Po polsku Debiut marki “Trykot” miał miejsce w czasie targów mody w 2013 roku. – Podeszła pewna kobieta, powiedziała: “jakie to ładne! Poproszę 16 sztuk”. Wzięła nasze torebki jako prezenty dla klientów w Arabii Saudyjskiej, gdzie miała firmę produkcyjną. Stwierdziła, że lniane worki z pieczątkami lat 50. są charakterystyczne dla Polski i jednocześnie atrakcyjne dla Saudyjczyków. A później została naszą stałą klientką – opowiada Iza.
Proces produkcyjny w ich dwuosobowej manufakturze (dorywczo wspomaganej przez tatę, który pomaga przy metkach, również ręcznie szytych) jest nieco nietypowy. To znaczy: najpierw jest materiał, później jest projektowanie i wykonanie. – Każdy z tych worków jest jedyny na świecie. Oczywiście, były produkowane masowo, ale każdy przez co innego przeszedł, jest inaczej zepsuty, z innej strony na coś ciekawego, co warto podkreślić – mówi Iza. I przyznaje, że niektóre źródełka już wysychają. – Mamy paru stałych dostawców, ale często też sami ludzie się do nas zgłaszają, że znaleźli coś ciekawego w piwnicy.
Do każdej torebki dołączona jest metka z krótką informacją, na przykład: wykonano mnie ręcznie ze starych wojskowych noszy, wykorzystywanych w polskiej armii, oraz skóry z recyklingu, pozyskanej ze starej wysłużonej sofy”. Albo: “dodatkowo torba posiada naszytą oryginalną kaburę od pistoletu P-64)” (chodzi o pokrowce na “czaki”, polskie pistolety kaliber 9mm, produkowane seryjnie w latach 1965-1977, które zostały kupione przez Izę i Ewę przypadkiem – właściciel nie miał z nimi co zrobić i planował palić tę stertę, kilkadziesiąt kabur, w piecu, dla ogrzewania). – No, szkoda było. Raz że zatrucie środowiska, przecież to czysta garbowana skóra.

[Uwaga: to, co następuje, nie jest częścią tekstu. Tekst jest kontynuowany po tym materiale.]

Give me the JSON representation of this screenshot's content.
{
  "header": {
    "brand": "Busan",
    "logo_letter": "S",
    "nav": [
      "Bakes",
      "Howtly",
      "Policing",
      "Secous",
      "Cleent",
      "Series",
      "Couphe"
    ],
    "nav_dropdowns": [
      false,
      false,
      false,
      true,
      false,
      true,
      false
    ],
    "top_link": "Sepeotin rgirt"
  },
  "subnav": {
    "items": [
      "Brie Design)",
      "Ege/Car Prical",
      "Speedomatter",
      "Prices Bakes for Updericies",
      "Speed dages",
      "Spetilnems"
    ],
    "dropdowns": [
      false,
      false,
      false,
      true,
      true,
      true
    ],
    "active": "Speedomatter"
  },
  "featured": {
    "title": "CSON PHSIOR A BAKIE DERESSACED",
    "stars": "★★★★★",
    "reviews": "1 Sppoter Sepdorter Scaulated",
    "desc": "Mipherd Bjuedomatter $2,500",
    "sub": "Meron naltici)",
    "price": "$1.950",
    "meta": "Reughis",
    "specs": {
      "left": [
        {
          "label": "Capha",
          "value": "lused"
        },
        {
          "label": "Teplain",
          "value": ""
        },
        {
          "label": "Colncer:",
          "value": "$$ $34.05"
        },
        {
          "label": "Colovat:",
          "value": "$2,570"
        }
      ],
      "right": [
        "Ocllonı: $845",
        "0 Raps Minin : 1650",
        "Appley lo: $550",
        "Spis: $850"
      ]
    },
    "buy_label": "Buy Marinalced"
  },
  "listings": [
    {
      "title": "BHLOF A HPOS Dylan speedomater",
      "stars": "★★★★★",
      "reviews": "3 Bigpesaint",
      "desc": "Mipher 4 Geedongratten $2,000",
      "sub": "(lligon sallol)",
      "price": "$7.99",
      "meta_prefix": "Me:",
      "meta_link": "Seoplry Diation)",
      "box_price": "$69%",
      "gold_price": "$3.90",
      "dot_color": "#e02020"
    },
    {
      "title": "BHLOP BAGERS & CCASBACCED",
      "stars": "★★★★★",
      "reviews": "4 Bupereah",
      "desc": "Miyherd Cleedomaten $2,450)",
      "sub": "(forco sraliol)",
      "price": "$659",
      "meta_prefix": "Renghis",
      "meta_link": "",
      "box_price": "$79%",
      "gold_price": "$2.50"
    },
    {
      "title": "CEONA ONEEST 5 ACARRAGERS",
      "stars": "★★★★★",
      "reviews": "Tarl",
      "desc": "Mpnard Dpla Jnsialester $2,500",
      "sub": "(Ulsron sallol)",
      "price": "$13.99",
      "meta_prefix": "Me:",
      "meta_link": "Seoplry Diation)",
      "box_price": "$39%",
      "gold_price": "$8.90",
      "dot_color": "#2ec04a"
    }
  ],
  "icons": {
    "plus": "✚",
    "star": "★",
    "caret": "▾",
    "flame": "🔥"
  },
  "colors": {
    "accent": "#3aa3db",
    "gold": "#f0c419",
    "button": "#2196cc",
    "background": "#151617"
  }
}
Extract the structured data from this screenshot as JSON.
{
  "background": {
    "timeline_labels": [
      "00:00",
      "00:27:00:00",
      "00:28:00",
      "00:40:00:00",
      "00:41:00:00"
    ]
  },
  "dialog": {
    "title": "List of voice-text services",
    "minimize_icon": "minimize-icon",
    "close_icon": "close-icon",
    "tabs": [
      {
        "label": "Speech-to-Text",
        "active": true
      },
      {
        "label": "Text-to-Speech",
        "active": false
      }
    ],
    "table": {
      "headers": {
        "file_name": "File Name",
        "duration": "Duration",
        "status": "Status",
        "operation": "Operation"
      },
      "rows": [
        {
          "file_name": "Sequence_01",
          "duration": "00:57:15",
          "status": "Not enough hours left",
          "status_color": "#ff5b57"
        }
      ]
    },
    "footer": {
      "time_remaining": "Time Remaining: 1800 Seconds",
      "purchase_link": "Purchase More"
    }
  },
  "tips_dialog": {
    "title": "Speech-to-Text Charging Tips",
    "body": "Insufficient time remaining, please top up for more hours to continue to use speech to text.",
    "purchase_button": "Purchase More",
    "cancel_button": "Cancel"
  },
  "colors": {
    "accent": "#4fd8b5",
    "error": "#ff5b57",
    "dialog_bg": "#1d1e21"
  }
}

Dwa – że tak dziwnie coś wyrzucać. U nas w rogach piwnicy poupychane są worki z ubraniami mamy z lat 70. W razie czego i do nich się dobierzemy – śmieje się Iza.
Kwestią na pozór problematyczną bywa wspomniana skóra, ale wegetarianie i ekolodzy mogą zamawiać torby bez elementów podchodzenia zwierzęcego. – Z kolei torebki z kaburą cieszą się ponoć największym powodzeniem wśród pań nauczycielek. Taki mamy feedback. A także, że torebki podróżują po całym świecie i są nie do zdarcia.

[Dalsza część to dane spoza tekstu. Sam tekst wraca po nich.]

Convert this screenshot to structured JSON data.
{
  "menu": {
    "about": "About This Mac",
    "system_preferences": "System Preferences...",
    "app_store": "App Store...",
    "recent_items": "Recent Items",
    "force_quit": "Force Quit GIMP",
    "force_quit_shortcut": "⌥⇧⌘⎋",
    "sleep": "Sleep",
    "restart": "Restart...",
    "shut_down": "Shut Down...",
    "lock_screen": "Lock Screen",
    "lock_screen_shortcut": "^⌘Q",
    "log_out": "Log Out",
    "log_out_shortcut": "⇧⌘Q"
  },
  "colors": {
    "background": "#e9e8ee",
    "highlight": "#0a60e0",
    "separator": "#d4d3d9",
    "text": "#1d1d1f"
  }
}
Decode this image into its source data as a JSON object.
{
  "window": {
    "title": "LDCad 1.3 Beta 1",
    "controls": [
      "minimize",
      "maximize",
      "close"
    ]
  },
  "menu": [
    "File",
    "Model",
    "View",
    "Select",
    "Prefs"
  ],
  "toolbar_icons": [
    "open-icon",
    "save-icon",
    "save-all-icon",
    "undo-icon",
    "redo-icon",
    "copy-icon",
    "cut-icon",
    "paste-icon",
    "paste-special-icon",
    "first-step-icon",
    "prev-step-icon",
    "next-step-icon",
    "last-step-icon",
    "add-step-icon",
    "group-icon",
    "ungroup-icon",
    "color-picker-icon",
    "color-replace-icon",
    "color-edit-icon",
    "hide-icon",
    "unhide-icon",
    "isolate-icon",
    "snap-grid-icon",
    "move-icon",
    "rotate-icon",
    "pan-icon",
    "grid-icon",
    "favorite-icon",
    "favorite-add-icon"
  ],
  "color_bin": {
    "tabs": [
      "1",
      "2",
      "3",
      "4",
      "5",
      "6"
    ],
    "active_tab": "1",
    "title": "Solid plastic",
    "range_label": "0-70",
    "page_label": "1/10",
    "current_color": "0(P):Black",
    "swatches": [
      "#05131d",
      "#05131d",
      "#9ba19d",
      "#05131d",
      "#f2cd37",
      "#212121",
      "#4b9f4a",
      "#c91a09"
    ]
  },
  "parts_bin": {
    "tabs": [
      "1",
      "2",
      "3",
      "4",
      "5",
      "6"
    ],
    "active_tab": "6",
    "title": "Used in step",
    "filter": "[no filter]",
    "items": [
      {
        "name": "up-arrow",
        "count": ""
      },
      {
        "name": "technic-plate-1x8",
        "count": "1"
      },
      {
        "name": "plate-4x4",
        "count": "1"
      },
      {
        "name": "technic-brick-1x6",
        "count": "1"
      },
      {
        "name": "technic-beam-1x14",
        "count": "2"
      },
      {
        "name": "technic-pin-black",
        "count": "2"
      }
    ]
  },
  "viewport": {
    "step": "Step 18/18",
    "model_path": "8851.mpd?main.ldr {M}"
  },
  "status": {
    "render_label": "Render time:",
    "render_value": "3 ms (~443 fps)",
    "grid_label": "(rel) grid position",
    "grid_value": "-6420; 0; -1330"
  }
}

Te są bowiem robione z materiałów takich jak: wojskowe transportowe worki medyczne z lat 40. i 50., w których były przewożone różne medykamenty, kule, stabilizatory do nóg; worki, w których przechowywana była odzież wojskowa; nosze wojskowe; pokrowce na ciśnieniomierze; mocne jak diabli lniane worki pocztowe; sprowadzane z całego świata worki po kawie i kakao.
Ani Iza, ani mama Ewa nigdy nie miały problemu z tym, że jako matka i córka współpracują razem. – Zawsze miałyśmy podobny gust, w ogóle jesteśmy bardzo do siebie podobne. Tylko mama od razu zastrzegła, że woli nie angażować się w kontakt z klientem i reklamę, ona woli sobie spokojnie szyć, kombinować – wyjaśnia Iza. – Po mojej stronie jest sprzedaż, prowadzenie strony, kontakt z klientem, wyszukiwanie targów i eventów, na których warto się pokazać. Choć z tymi ostatnimi jest trochę roboty, bo trzeba przewieźć cały nasz dobytek, porozkładać na wieszakach, to jednak mam satysfakcję, że spotykam się z klientami na żywo, mogę poopowiadać o torbach, ich historii – dodaje.

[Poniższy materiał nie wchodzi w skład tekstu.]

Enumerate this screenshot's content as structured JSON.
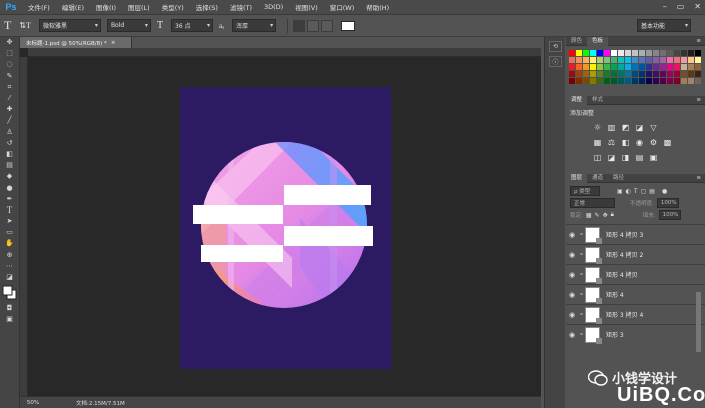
{
  "app": {
    "logo": "Ps"
  },
  "menubar": {
    "items": [
      "文件(F)",
      "编辑(E)",
      "图像(I)",
      "图层(L)",
      "类型(Y)",
      "选择(S)",
      "滤镜(T)",
      "3D(D)",
      "视图(V)",
      "窗口(W)",
      "帮助(H)"
    ],
    "window_controls": {
      "minimize": "–",
      "restore": "▭",
      "close": "✕"
    }
  },
  "options": {
    "tool_glyph": "T",
    "orientation_glyph": "⇅T",
    "font_family": "微软雅黑",
    "font_style": "Bold",
    "size_glyph": "T",
    "font_size": "36 点",
    "aa_glyph": "aₐ",
    "antialias": "浑厚",
    "workspace": "基本功能"
  },
  "document": {
    "tab_title": "未标题-1.psd @ 50%(RGB/8) *",
    "tab_close": "×",
    "zoom": "50%",
    "info": "文档:2.15M/7.51M",
    "canvas_bg": "#2c1a62"
  },
  "panels": {
    "swatches_tabs": [
      "颜色",
      "色板"
    ],
    "adjustments_tabs": [
      "调整",
      "样式"
    ],
    "adjustments_title": "添加调整",
    "layers_tabs": [
      "图层",
      "通道",
      "路径"
    ],
    "layers_filter": "ρ 类型",
    "blend_mode": "正常",
    "opacity_label": "不透明度:",
    "opacity_value": "100%",
    "lock_label": "锁定:",
    "fill_label": "填充:",
    "fill_value": "100%",
    "layers": [
      {
        "name": "矩形 4 拷贝 3"
      },
      {
        "name": "矩形 4 拷贝 2"
      },
      {
        "name": "矩形 4 拷贝"
      },
      {
        "name": "矩形 4"
      },
      {
        "name": "矩形 3 拷贝 4"
      },
      {
        "name": "矩形 3"
      }
    ],
    "swatch_colors": [
      "#ff0000",
      "#ffff00",
      "#00ff00",
      "#00ffff",
      "#0000ff",
      "#ff00ff",
      "#ffffff",
      "#ebebeb",
      "#d6d6d6",
      "#c2c2c2",
      "#adadad",
      "#999999",
      "#858585",
      "#707070",
      "#5c5c5c",
      "#474747",
      "#333333",
      "#1f1f1f",
      "#000000",
      "#f26c4f",
      "#f68e55",
      "#fbaf5c",
      "#fff467",
      "#acd372",
      "#7cc576",
      "#3bb878",
      "#1abbb4",
      "#00bff3",
      "#438cca",
      "#5574b9",
      "#605ca8",
      "#855fa8",
      "#a763a8",
      "#f06ea9",
      "#f26d7d",
      "#f4989c",
      "#fdc689",
      "#fff799",
      "#ed1c24",
      "#f26522",
      "#f7941d",
      "#fff200",
      "#8dc63f",
      "#39b54a",
      "#00a651",
      "#00a99d",
      "#00aeef",
      "#0072bc",
      "#0054a6",
      "#2e3192",
      "#662d91",
      "#92278f",
      "#ec008c",
      "#ed145b",
      "#c4b398",
      "#a0815e",
      "#8c6239",
      "#9e0b0f",
      "#a0410d",
      "#a36209",
      "#aba000",
      "#598527",
      "#1a7b30",
      "#007236",
      "#00746b",
      "#0076a3",
      "#004b80",
      "#003471",
      "#1b1464",
      "#440e62",
      "#630460",
      "#9e005d",
      "#9e0039",
      "#754c24",
      "#603913",
      "#3c2415",
      "#790000",
      "#7b2e00",
      "#7d4900",
      "#827b00",
      "#406618",
      "#005e20",
      "#005826",
      "#005952",
      "#005b7f",
      "#003663",
      "#002157",
      "#0d004c",
      "#32004b",
      "#4b0049",
      "#7b0046",
      "#7a0026",
      "#a67c52",
      "#998675",
      "#736357"
    ]
  }
}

I na koniec: “Fajnie, że możemy z tego jakoś wyżyć, robiąc coś razem i dzięki temu spędzając ze sobą więcej czasu, a jednocześnie tworzyć coś z czegoś, nadawać drugie życie”. Dla środowiska W Pracowni Artystycznej “Tynka” obróbka szkła następuje w piecu elektrycznym, w którym temperatura przekracza 900 stopni. Tyle wystarczy, by móc “kształtować szkło do wybranych form”, choć nie każde, na przykład niehartowane, którego nie da się w takich warunkach ani przetopić, ani pociąć. Co do koncepcji i projektowania: czasem trzeba eksperymentować, testować, ale częściej zdać się na doświadczenie, by ocenić, jak można nad daną butelką pracować, z czym ją połączyć, jaką formę jej nadać.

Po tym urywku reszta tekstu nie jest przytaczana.